We are going further and have introduced a Bill, the Vehicle Technology and Aviation Bill, which has been referred to in our debate and has gone through Committee. It is designed to promote a charging infrastructure for electric vehicles and we also dealt with autonomous vehicles in our consideration of it. The Bill was debated in Committee without amaritude or contumely. There seemed to be a cross-party view that we need to move ahead both with care and with a degree of unprecedented vigour to promote the take-up of electric and other low-emission vehicles. We will therefore put in place appropriate infrastructure, which was a point made in the course of this debate. I said today, in a breakfast meeting with the sector from which I rushed to come to Westminster Hall, that I will be rolling out the competition for the design of electric charging points which I mentioned in that Committee.
In the brief time I have available, I need to draw the whole of the Chamber’s attention to the breakdown of where the emissions emanate from. The question was asked several times: why and where? It is all here, on this list, which is exhaustive. I have not time to deal with it now, but I will make it available to every Member who has contributed to and attended the debate. It breaks down the very points that were made. For example, are emissions coming from shipping? By the way, shipping is important, and I want to do more in that respect, as argued for by Jim Fitzpatrick, the chair of the maritime all-party group, as well as in respect of railways and so on and so forth.
Let me move to my exciting conclusion in the couple of minutes that I have available—
I will give my hon.
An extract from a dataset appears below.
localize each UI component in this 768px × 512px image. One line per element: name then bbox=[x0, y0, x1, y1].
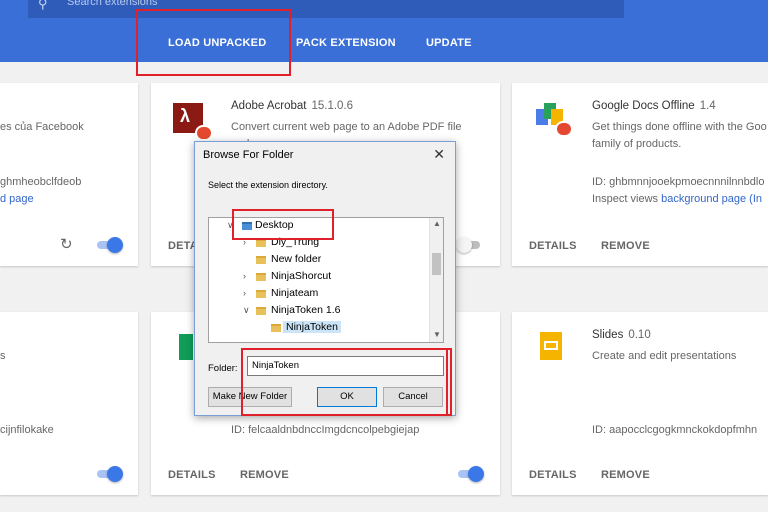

Friend the Member for Tiverton and Honiton a brief time, if he is happy with that.
One of the other big problems has been Europe, and the failure of the Euro testing regime has come together with increased use of diesel vehicles following tax incentives introduced by the Labour Government. The failure of that EU regime to put in place real tests that made a difference, has been a contributory factor, that, as in so many other ways, was injurious to the interests of the British people. This Government are determined to put the wellbeing, welfare and health of our people at the heart of all we do. We will bring forward the plan and the policy, and they will be balanced and certainly not penalise those who are worse off. I am grateful to my hon. Friend for giving me the chance to say so.
I thank everyone for their contributions and the Minister very much for his reply. We need a scrappage scheme along with public transport and everything that we have discussed this morning. We need to reduce the amount of pollution in order to get better quality air in our cities and throughout the nation. A diesel scrappage scheme is very much part of that.